In January 1940, Gower was given the authority to recruit eight experienced female pilots to transport two-seat Tiger Moth trainers from the de Havilland factory in Hatfield, north of London, to bases in the United Kingdom. The team members came from a wide range of backgrounds: Rosemary Rees was a former ballet dancer; Mona Friedlander, an international ice hockey player; and Winifred Crossley, the daughter of a doctor. Marian Wilberface was a pilot with her own Gipsy Moth. Joan Hughes had been Britain’s youngest pilot; she started flying at 15, before age restrictions were established. Margaret Cunnison and Gabrielle Patterson were both flight instructors (the first woman to instruct, Patterson also was a member of the National Women’s Air Reserve, a group that provided aid in national emergencies).
Some of the later recruits, such as Diana Barnato Walker, came from privileged backgrounds. Heiress to the DeBeers mining fortune, Walker grew up riding horses and attending lavish parties hosted by her father, race-car driver Woolf Barnato. At her debutante ball, she was introduced to the Prince of Wales, and for her 21st birthday, she got a Bentley. In her 2003 memoir, Spreading My Wings, she recounts that she took up flying mainly to escape the constant scrutiny of the “nannies, governesses, companions, and chaperones.” In the cockpit, they “wouldn’t be able to come along.”
One recruit, Molly Rose, had taken her first flight from her own back yard. One of her older brothers, Arthur, had learned to fly at Cambridge and used the fields behind their house to take off and land his Tiger Moth. Sometimes he would ask Rose to join him. “I remember how cold it was,” she says, “but when your big brother invites you on a flight, you don’t run back to the house to get a cardigan!” When she was almost 17, Arthur offered her flying lessons at a flight school he had opened in 1926 at the Aerodrome in Cambridge.
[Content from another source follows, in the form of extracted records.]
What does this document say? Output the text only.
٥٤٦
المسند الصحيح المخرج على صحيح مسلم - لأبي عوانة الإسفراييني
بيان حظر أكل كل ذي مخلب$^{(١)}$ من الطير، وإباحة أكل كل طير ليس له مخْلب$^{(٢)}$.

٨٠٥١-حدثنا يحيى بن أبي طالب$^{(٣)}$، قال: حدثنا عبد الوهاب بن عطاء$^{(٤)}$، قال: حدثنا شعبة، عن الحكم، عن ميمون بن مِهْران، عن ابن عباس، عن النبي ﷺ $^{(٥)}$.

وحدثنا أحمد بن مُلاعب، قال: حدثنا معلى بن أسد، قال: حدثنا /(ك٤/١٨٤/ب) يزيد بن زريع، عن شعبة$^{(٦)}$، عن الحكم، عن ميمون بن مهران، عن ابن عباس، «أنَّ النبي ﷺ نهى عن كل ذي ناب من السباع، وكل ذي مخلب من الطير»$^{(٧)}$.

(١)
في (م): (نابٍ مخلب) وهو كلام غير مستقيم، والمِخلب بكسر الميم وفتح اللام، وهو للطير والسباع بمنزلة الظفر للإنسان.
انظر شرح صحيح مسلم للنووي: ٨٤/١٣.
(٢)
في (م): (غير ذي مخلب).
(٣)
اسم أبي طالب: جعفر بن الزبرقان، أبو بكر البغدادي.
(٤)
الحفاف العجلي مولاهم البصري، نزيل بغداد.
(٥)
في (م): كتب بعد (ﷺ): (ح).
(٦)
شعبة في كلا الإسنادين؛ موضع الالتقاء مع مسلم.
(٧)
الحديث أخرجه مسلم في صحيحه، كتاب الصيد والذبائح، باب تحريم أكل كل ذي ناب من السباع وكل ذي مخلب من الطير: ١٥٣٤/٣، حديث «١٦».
She got her pilot license the same year she got her driver’s license. After a stint in a Paris finishing school, she returned to airplanes and became an apprentice engineer. In 1942, the call came from the government to join the ATA.
Even though Rose knew how to fly, ATA instructors gave her extensive training, teaching her to fly light twin-engine airplanes, like the Airspeed Oxford and the Avro Anson, as well as heavy twins, like the Lockheed Hudson light bomber. “That one needed an engineer to help with the landing gear,” Rose recalls. The Supermarine Spitfire was her favorite because of its maneuverability. “It was a thrilling moment,” she said. “The takeoff was fairly easy. And then suddenly you were up in the air and the sky was all yours.”
Was she ever scared? “When you are 21 or 22, you feel very capable, very sure of yourself,” she says. “You think you know all the answers and if you think you know the answers, you simply get on with the job. I don’t like the over-glamourization of what we did back then. It was a job, and we did it as well as we could. But everyone was doing their part for the war. Ours was just a more interesting job than most.”